Life as a Single Mom: The Truth of the Matter

Thanks for this image, winecountrymom.blogs.santarosamom.com

Tell the truth, tell the truth, tell the truth.

                                    -Eat, Pray, Love

I’m here to write about being a single mom living in Richmond. It sounds simple enough, but single motherhood has its own assortment of issues outside of “normal” motherhood topics over which I could wax philosophical about if you’d lend your ear for 10 hours. And how do you pick just one thing to talk about for your first blog post?

And what’s normal? What’s…not normal? Scratch that – let’s ask, what’s not traditional and how do we feel about it?

My family involves me, my ex husband, and our 3-year old son. We share custody one week at a time. We’re a co-parenting unit trying, some days not very successfully, to put all of our emotional baggage aside and do what’s best for our little one. This means two houses, two bedrooms, two sets of clothes, and two sets of toys. This means we spend some holidays together, and some apart. This means that for 26 weeks out of the year, I am without my son. This is my new normal.

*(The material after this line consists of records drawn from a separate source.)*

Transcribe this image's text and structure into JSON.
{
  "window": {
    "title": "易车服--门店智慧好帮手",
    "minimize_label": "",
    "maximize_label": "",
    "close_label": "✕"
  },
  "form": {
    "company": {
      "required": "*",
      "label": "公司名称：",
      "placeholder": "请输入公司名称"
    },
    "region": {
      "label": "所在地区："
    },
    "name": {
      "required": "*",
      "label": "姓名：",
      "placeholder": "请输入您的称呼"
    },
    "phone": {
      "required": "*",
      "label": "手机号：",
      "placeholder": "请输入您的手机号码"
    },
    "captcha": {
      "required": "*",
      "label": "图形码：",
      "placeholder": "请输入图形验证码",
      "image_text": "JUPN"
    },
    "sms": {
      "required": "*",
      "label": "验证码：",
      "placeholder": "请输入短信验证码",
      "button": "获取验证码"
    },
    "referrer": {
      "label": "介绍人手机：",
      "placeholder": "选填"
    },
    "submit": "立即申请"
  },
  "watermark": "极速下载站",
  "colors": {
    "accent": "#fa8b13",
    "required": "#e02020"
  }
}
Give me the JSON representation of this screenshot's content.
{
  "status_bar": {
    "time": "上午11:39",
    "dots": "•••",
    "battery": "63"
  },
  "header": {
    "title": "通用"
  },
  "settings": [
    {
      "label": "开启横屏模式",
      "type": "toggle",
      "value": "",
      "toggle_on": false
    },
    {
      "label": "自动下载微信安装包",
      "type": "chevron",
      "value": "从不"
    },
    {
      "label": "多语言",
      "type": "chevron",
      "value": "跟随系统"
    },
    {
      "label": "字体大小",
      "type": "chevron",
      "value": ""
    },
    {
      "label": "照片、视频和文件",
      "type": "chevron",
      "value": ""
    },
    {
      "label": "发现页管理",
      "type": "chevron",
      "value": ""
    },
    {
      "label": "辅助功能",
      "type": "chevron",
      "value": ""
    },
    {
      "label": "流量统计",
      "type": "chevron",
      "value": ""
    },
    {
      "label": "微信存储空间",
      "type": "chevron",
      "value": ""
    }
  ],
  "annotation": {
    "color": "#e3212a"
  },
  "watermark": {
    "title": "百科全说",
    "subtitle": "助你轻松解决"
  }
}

I hesitate to use the “single mom” label. Because what does that mean? I feel like it implies that my ex is a deadbeat dad who isn’t involved in his son’s life, and, luckily, in our situation the exact opposite is true. My ex and I have become co-parents. We have discussions over parenting styles, consistency, and personal preferences (can he not wear skinny jeans, please). We talk about what our son is doing at preschool and compare notes over his ever-changing food habits (seriously, the kid just stopped liking macaroni and cheese). Much of our parenting is done over the phone or through text message. We have ground rules and I can honestly say that we respect them.

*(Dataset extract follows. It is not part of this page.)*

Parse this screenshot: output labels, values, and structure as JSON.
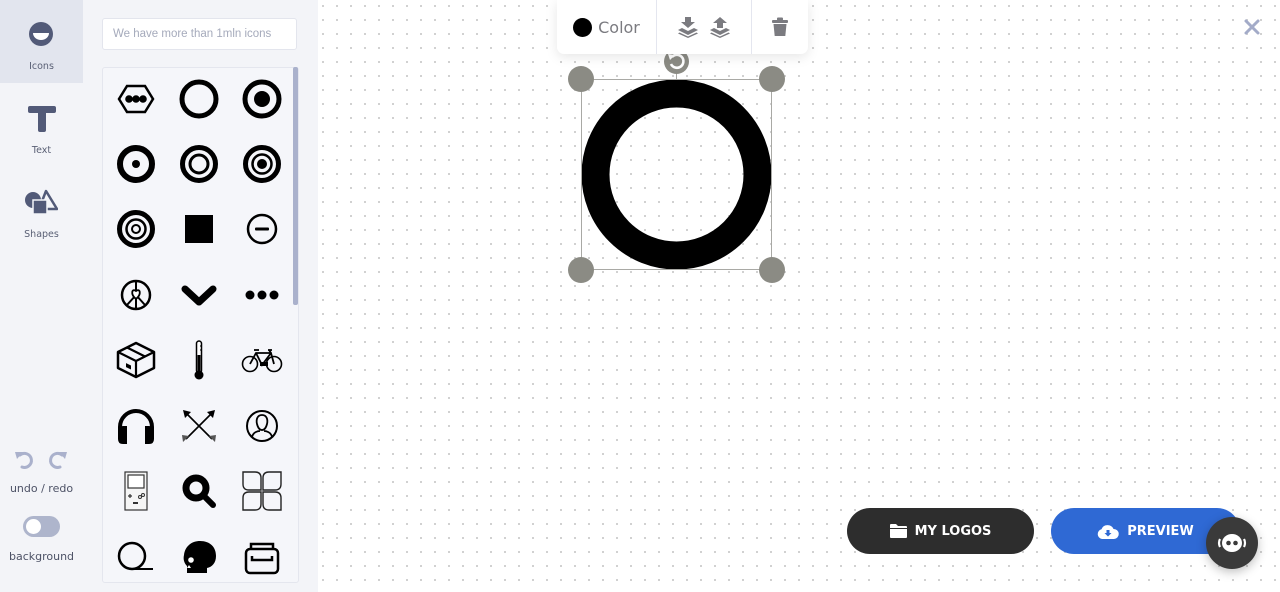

Thanks for this image, cheynesuker.com

This may be my new normal, but I have to accept that it’s not everyone else’s. My friends aren’t quite sure what to do with me or even if I want to talk about it (P.S. Ladies, I do – CALL ME). They aren’t sure of the weeks I have my son and the weeks I don’t, and so often I’m left out of plans. My family whispers my ex’s name when they bring it up, almost like it’s a taboo word. And maybe I’m just hyper-sensitive, but whenever I’m out with my son eyes always dart to my naked left hand ring finger.

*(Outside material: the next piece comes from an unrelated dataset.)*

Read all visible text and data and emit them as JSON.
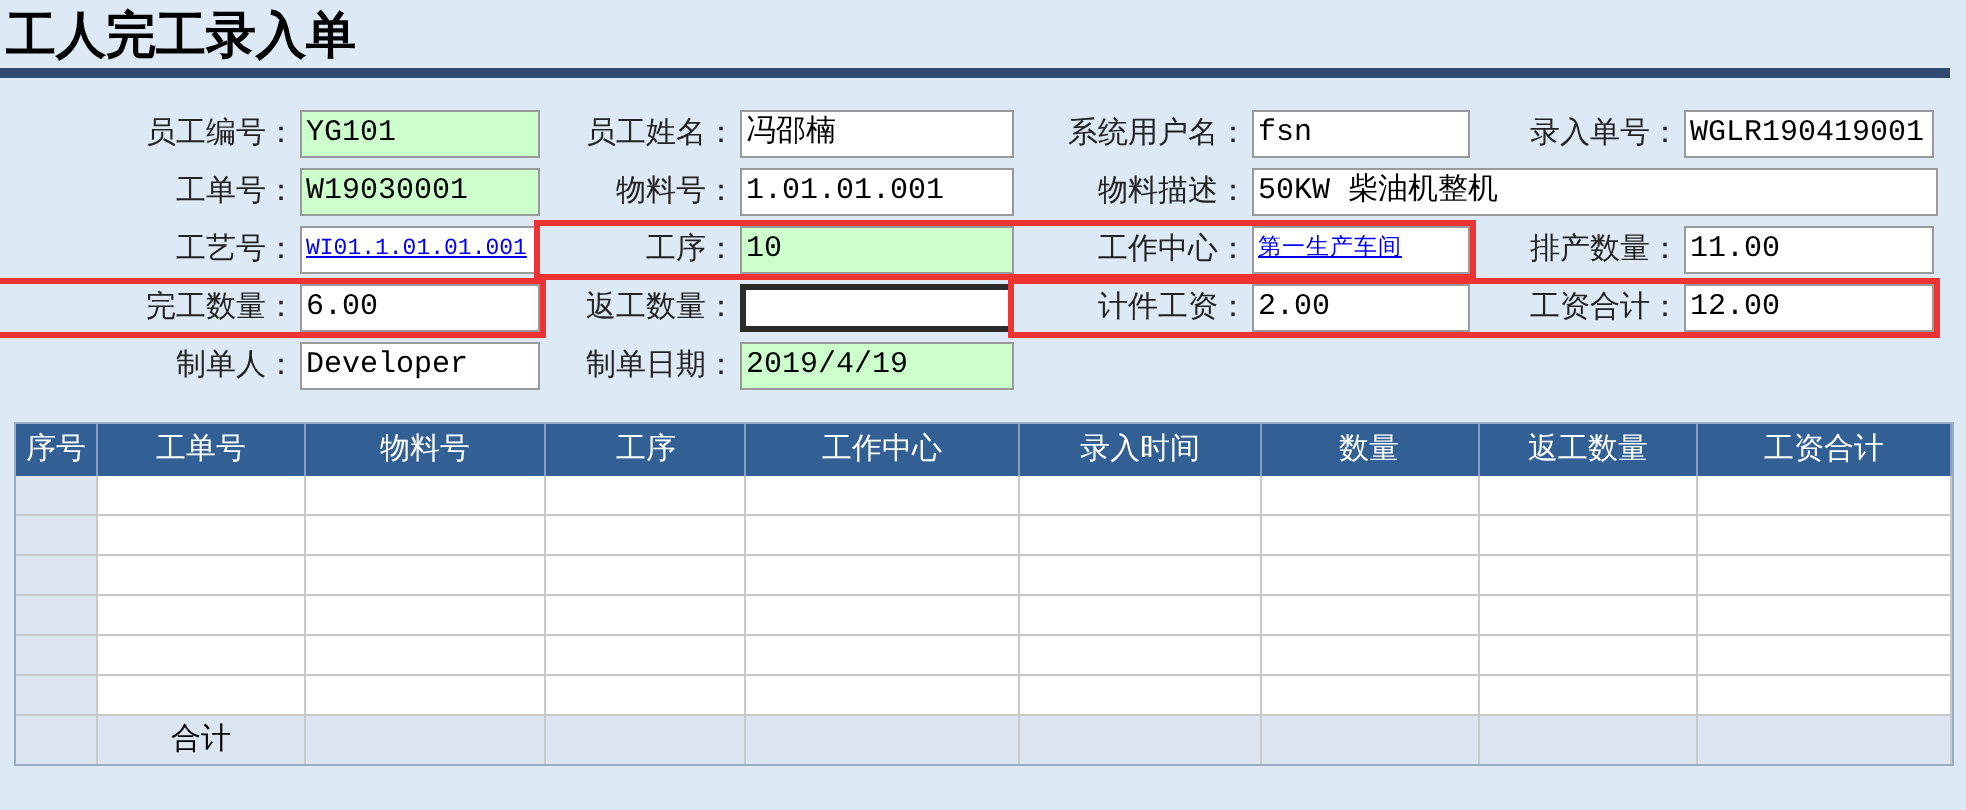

For a while I tried to explain to people that I wasn’t just a single mom but that I was a “co-parenting mom.” That drew a lot of puzzled faces and long explanations so I tried new labels like the tongue-in-cheek “mom of one, wife to none,” “fully capable mom without a husband,” and “matriarch.” All of these labels returned the same quizzical looks so I sat down one night and decided that I needed to make peace with what I was feeling. I needed to understand why I was grappling with coming to grips with what was true: I am a single mom.

It’s all thanks to fear. I’m scared that I won’t be accepted by my friends and family – even my coworkers and community. I’m scared that I’m a failure at being a mom and a failure at love. I worry over 100 thousand scenarios each day, most of them so far from being fathomable it’s silly that I even waste time worrying about them. So instead of owning who I am, I tried to come up with new labels to mask my fear. In the end, I realized that I’m just not being honest.

So this is my pledge to you as I write about being a single mom in Richmond: I will tell the truth. It’s not like I was ever not going to tell the truth to you; I was just going to tell an abridged version of the truth, you know, the one I was comfortable with. At least until we all got to know each other. The truth of the matter is, the truth scares me.

But I don’t think that anyone reading this wants my abridged version, and frankly I’d like to come to terms with being a single mom myself, even if it’s in a very public way. My rose-colored glasses are likely not the same shade of pink as yours, so what’s the point?

This is me. I am a single mom. And I would love it if you read along with me as I discover myself again.